In a world that denies emotions, where the ruling Psy punish any sign of desire, Sascha Duncan must conceal the feelings that brand her as flawed. To reveal them would be to sentence herself to the horror of “rehabilitation” – the complete psychic erasure of everything she ever was…
Both human and animal, Lucas Hunter is a changeling hungry for the very sensations the Psy disdain. After centuries of uneasy coexistence, these two races are now on the verge of war over the brutal murders of several changeling women. Lucas is determined to find the Psy killer who butchered his packmate, and Sascha is his ticket into their closely guarded society. But he soon discovers that this ice-cold Psy is very capable of passion – and that the animal in him is fascinated by her. Caught between their conflicting worlds, Lucas and Sascha must remain bound to their identities – or sacrifice everything for a taste of darkest temptation.
Singh is one of the big names in paranormal romance and while I have read from her Guild Hunter series this was my first foray into the world of Psy-Changelings. While I had no idea what I was in for I like what I found.

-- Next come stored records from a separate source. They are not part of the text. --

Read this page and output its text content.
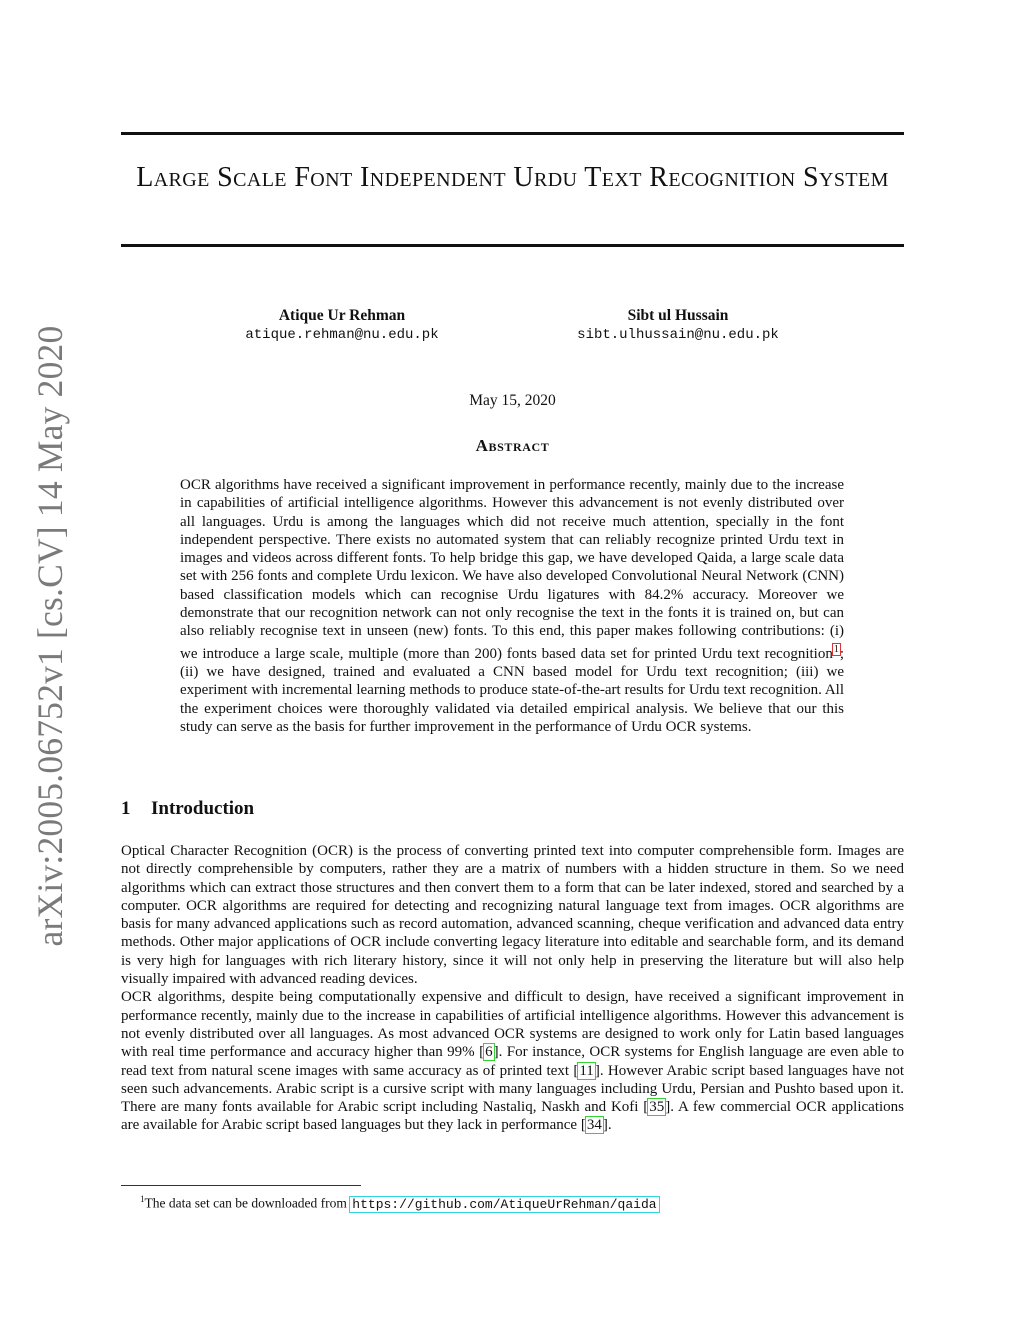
arXiv:2005.06752v1 [cs.CV] 14 May 2020
Large Scale Font Independent Urdu Text Recognition System
Atique Ur Rehman
atique.rehman@nu.edu.pk
Sibt ul Hussain
sibt.ulhussain@nu.edu.pk
May 15, 2020
Abstract
OCR algorithms have received a significant improvement in performance recently, mainly due to the increase in capabilities of artificial intelligence algorithms. However this advancement is not evenly distributed over all languages. Urdu is among the languages which did not receive much attention, specially in the font independent perspective. There exists no automated system that can reliably recognize printed Urdu text in images and videos across different fonts. To help bridge this gap, we have developed Qaida, a large scale data set with 256 fonts and complete Urdu lexicon. We have also developed Convolutional Neural Network (CNN) based classification models which can recognise Urdu ligatures with 84.2% accuracy. Moreover we demonstrate that our recognition network can not only recognise the text in the fonts it is trained on, but can also reliably recognise text in unseen (new) fonts. To this end, this paper makes following contributions: (i) we introduce a large scale, multiple (more than 200) fonts based data set for printed Urdu text recognition$^1$; (ii) we have designed, trained and evaluated a CNN based model for Urdu text recognition; (iii) we experiment with incremental learning methods to produce state-of-the-art results for Urdu text recognition. All the experiment choices were thoroughly validated via detailed empirical analysis. We believe that our this study can serve as the basis for further improvement in the performance of Urdu OCR systems.
1 Introduction

Optical Character Recognition (OCR) is the process of converting printed text into computer comprehensible form. Images are not directly comprehensible by computers, rather they are a matrix of numbers with a hidden structure in them. So we need algorithms which can extract those structures and then convert them to a form that can be later indexed, stored and searched by a computer. OCR algorithms are required for detecting and recognizing natural language text from images. OCR algorithms are basis for many advanced applications such as record automation, advanced scanning, cheque verification and advanced data entry methods. Other major applications of OCR include converting legacy literature into editable and searchable form, and its demand is very high for languages with rich literary history, since it will not only help in preserving the literature but will also help visually impaired with advanced reading devices.

OCR algorithms, despite being computationally expensive and difficult to design, have received a significant improvement in performance recently, mainly due to the increase in capabilities of artificial intelligence algorithms. However this advancement is not evenly distributed over all languages. As most advanced OCR systems are designed to work only for Latin based languages with real time performance and accuracy higher than 99% [6]. For instance, OCR systems for English language are even able to read text from natural scene images with same accuracy as of printed text [11]. However Arabic script based languages have not seen such advancements. Arabic script is a cursive script with many languages including Urdu, Persian and Pushto based upon it. There are many fonts available for Arabic script including Nastaliq, Naskh and Kofi [35]. A few commercial OCR applications are available for Arabic script based languages but they lack in performance [34].

$^1$The data set can be downloaded from https://github.com/AtiqueUrRehman/qaida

The Psy are Borg-like, shunning emotion and sharing a hive mind of sorts. Uniformity and logic rule. Changelings are were creatures that burst with emotion and sensual energy. I see why this series is at sixteen books and counting – a romance between such opposites is a gold mine of internal conflict, and the mechanics of the world provide all the external oomph you could need.
A series opener like Slave to Sensation could be overloaded with info dumps but the romance balances out the world building nicely. While part of me would love some more back story I’m more than willing to let it play out in the many books ahead.
As for the romance itself… it’s okay. Lucas is sexy as all get out and respects Sascha’s professional abilities from day one, which is much appreciated. Once the action plot kicks in, though, I got annoyed. Any time the heroine is offered up as bad guy bait my mental alarm bells go off. Luckily she’s not too stupid to live, and the way things went down stayed just this side of forgivable, but I’d rather it not happen in the first place.
A negative note, to be sure, but I’m excited to continue the series. The world Singh is building holds a lot of promise and fans clamoring for volume eleven-zillion of a series can’t steer me too wrong.